We are on an Australian Youth Ambassadors for Development (AYAD) program placement in Suva, Fiji. There was five of us that headed over in this intake, but there are already a lot of people who have been here for a good while. We will be placed in capacity building roles here for one year, attempting to help various Fijian organisations with tasks, and also to train native people with our skills so that after we go home they are able to take over the reigns. At least that is how it works in theory. We shall see how that pans out in the weeks and months ahead.
I am here with my wife Connie. Her assignment is monitoring and evaluation with habitat for humanity, mine is marketing and IT with The Good Neighbour International (TGNI). When I tried to google TGNI all I got was a couple of press releases, so if you are looking for information on TGNI and you ended up here, drop me a comment please.
Connie has started today but I am starting on monday for some reason. I intend to do a bit of work tomorrow though as I already have a couple of deadlines for end of year stuff. The time off before starting is really useful because it actually takes a long time here to get phones, internet, banking and other stuff sorted out.

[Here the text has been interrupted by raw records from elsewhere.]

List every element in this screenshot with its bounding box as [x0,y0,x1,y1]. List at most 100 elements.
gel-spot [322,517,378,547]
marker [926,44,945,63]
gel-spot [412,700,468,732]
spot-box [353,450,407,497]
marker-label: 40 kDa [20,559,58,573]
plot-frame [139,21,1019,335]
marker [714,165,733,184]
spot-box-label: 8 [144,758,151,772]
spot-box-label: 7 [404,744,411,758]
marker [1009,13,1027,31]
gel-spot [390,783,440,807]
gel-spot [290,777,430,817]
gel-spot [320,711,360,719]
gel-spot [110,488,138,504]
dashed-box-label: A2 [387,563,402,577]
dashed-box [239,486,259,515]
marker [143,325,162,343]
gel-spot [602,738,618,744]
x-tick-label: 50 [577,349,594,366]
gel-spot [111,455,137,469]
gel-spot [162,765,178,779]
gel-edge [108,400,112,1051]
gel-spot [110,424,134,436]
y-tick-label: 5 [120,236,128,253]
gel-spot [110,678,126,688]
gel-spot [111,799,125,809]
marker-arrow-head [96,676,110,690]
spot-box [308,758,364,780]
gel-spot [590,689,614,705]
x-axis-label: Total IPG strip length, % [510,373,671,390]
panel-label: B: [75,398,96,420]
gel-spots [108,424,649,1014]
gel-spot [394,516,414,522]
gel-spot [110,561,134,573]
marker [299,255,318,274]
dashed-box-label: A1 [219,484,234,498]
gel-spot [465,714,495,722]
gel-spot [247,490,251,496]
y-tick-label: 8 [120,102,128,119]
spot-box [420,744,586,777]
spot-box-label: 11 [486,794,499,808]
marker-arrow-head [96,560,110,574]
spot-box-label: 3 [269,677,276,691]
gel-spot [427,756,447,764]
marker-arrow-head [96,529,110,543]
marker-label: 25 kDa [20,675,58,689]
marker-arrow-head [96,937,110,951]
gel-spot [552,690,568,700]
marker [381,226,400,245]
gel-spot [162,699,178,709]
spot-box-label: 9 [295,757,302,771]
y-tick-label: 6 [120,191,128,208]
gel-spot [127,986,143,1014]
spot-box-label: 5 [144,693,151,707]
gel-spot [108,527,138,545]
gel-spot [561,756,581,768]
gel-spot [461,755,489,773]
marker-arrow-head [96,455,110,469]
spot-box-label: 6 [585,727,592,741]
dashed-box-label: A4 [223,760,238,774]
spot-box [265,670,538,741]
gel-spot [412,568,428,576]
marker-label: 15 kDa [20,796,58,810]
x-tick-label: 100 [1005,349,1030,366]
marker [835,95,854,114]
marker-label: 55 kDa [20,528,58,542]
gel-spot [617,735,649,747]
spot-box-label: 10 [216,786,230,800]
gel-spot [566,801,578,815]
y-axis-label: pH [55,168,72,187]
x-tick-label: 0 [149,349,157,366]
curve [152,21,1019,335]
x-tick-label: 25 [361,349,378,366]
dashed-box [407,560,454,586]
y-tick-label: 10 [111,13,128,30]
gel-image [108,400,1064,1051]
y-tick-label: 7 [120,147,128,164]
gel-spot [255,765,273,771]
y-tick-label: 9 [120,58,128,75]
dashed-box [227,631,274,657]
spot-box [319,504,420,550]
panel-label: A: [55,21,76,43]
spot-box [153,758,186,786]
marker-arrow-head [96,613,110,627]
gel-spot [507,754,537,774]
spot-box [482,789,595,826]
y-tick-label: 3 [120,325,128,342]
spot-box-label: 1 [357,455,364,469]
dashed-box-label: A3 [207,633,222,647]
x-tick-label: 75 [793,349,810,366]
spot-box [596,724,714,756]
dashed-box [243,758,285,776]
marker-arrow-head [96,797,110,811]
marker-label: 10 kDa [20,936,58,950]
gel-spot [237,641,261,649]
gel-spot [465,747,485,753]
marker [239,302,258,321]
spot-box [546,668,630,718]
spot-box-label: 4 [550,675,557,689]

These are the people we came to Fiji with. The small Fijian boy is working for the UN doing… aha no, he just snuck into the photo for cuteness factor. From back to front we have Glen, myself, Grace, Sneakyman, Nikki and Connie. Glen and Grace have sports related postings and Nikki is working at Habitat with Connie. We all get on well thus far and are sharing a house together. Connie cooked us all italian food last night, the meal was served sans basil as the island seems to be devoid of it.
Our experience so far has been really great. We had a few days in Nadi followed by an induction in Suva. The induction was a week-long and involved a mix of language classes, indian cooking demonstrations and an amazing race – which the men won convincingly, even though the girls cheated. We are currently considering buying a $250FJ trophy to commemorate the occasion. It’s real nice.
One of the highlights of induction was a visit to a village outside of Suva. We met a chief, had a lovo (ground oven) and drank kava. All of the locals seemed to enjoy our presence, and I might have the opportunity to return as a helper with the next intake.
If you have never been to Fiji, let me briefly explain that kava is like an institution over here. It’s shared between friends, it’s part of welcome rituals and it’s given as gifts when you savusavu (ask for entry into a village). We had about 7 half-bowls this day and I didn’t feel any different, but apparently it is a muscle relaxant. It tastes bad, but not as bad as what everyone says.
I was worried about whether it would be the right thing to do to drink it while I was here, but honestly the vibe about it was ok, and it seemed culturally like a good thing to do. Some of the devout Christians here don’t drink it. I haven’t had a proper conversation with them about why yet, just that they consider it to be like alcohol which they also abstain from.
There is a lot of social interaction that happens around the kava bowl, and it is not uncommon for people to stay up really late talking and drinking kava and singing songs especially on a weekend.
Basically things are going really well so far, we’re right in the middle of the honeymoon period, and loving the food, the people, the weekly frisbee games and the $3 cinema tickets. I’m sure as we settle in and start to miss things from Australia I will probably have some emo blog posting times, but for now, things are pretty good.